En revanche, certaines voix se sont élevées pour élargir le recours au DPI aux femmes de plus de 38 ans dont la grossesse tardive expose leurs enfants à un risque de maladie génétique telles que les trisomies. C'est le regret qu'exprimait le CNMBRDP dans son rapport d'activité précité pour les années 1997 et 1998 : « La loi en France ne permet pas la réalisation d'un DPI pour âge maternel élevé et n'autorise à rechercher sur l'embryon que la pathologie liée à l'anomalie génétique parentale, ce qui est regrettable pour le cas des femmes de plus de 38 ans chez lesquelles une fois la grossesse initiée, un diagnostic prénatal sera proposé ».
C'est aussi la position que défendait devant la Mission le Professeur Claude Sureau au nom de l'Académie nationale de médecine le 12 juillet 2000 : « Nous sommes très nettement en faveur d'une extension du diagnostic préimplantatoire. Si l'on fait un diagnostic préimplantatoire, en raison du risque de transmission d'une anomalie génétique, mucoviscidose ou myopathie, il faudra éventuellement, notamment en fonction de l'âge ou du résultat des marqueurs biologiques, pratiquer secondairement une amniocentèse, parce que l'on n'aura pas pu analyser la situation chromosomique au moment de cet examen, ce qui est tout à fait illogique ».
Il reconnaissait cependant que cette extension du recours au DPI aurait un « aspect eugénique » en déclarant : « Cela étant, il faut reconnaître que l'extension de ce dépistage conduit à une attitude qui, dans une certaine mesure, présente un aspect eugénique directement lié au fait que les enfants trisomiques ne sont pas encore suffisamment pris en charge par la collectivité. Il existe un problème de fond qui est plus philosophique et politique que strictement biologique ».

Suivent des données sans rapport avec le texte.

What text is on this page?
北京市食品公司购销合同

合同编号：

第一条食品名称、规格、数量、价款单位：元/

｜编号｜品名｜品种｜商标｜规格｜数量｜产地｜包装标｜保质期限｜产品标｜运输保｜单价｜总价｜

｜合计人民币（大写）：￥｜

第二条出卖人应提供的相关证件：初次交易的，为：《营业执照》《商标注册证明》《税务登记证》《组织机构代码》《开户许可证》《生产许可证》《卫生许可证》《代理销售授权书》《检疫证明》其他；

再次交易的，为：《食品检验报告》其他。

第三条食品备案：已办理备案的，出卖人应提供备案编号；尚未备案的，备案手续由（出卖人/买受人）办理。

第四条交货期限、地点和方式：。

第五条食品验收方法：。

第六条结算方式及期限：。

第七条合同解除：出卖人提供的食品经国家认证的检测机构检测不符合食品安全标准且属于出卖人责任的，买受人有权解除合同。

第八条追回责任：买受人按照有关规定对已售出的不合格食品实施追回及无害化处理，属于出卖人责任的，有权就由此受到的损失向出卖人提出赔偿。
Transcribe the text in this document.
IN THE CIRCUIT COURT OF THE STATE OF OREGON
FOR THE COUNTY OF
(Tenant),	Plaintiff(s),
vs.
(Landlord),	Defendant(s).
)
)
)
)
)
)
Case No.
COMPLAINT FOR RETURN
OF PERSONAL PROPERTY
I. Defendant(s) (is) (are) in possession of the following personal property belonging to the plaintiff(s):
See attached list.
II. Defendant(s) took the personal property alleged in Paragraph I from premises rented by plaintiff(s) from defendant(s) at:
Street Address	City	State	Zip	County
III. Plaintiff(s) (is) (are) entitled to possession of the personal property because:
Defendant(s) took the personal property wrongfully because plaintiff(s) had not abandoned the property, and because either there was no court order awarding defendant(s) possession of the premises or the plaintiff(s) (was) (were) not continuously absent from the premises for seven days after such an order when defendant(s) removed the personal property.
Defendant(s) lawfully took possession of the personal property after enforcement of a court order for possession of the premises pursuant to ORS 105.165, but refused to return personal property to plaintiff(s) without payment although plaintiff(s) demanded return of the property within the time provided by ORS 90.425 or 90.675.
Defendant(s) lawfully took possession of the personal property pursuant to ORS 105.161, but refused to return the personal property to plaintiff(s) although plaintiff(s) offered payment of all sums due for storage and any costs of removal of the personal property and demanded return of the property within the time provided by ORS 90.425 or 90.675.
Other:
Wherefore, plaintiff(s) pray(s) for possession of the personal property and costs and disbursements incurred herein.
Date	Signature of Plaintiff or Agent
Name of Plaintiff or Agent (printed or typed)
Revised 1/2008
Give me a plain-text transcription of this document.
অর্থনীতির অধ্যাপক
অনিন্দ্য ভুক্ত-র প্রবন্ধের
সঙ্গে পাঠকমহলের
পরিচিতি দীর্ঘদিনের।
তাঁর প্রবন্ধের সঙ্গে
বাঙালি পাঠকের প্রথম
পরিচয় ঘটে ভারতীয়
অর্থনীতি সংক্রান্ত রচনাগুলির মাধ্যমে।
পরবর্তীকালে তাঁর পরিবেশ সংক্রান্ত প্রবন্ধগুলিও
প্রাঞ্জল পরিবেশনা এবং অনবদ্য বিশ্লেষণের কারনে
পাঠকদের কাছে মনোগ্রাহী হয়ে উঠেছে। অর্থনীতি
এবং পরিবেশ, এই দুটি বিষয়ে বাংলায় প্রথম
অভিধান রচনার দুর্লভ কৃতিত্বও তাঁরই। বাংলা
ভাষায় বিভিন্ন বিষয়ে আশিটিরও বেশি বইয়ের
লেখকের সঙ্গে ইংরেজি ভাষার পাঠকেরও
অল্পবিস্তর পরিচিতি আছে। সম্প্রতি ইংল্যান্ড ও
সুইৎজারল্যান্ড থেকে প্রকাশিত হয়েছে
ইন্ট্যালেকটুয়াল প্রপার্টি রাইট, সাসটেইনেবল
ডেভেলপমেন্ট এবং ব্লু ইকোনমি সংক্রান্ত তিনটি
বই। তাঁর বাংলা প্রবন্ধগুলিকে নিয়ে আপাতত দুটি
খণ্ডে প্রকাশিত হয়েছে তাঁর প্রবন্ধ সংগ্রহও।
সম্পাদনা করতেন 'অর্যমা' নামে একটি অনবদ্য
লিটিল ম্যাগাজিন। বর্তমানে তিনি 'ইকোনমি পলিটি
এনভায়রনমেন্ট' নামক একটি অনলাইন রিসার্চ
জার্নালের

Votre Rapporteur considère qu'il faut examiner avec prudence cette demande d'extension car il s'agirait de conduire des milliers de femmes qui n'ont pas de problèmes de stérilité à s'engager dans un processus d'AMP, puisque le DPI ne peut être pratiqué que sur des embryons in vitro, avec tous les risques et toutes les difficultés que présente l'AMP, qui ont été exposés dans la deuxième partie du présent rapport. Il lui semble donc plus raisonnable de ne pas étendre les possibilités de recours au DPI en dehors des risques de transmission à l'enfant d'une maladie génétique familiale.
III.- LES EXAMENS GÉNÉTIQUES ET LES ASSURANCES
En dehors de l'application des examens génétiques en matière médicale, existent aujourd'hui des interrogations sur le recours à ces tests dans deux domaines : celui des assurances et celui du marché de l'emploi. Le Conseil d'État s'est saisi de ces questions dans son rapport de novembre 1999, rendant, sur ce sujet, des conclusions décevantes.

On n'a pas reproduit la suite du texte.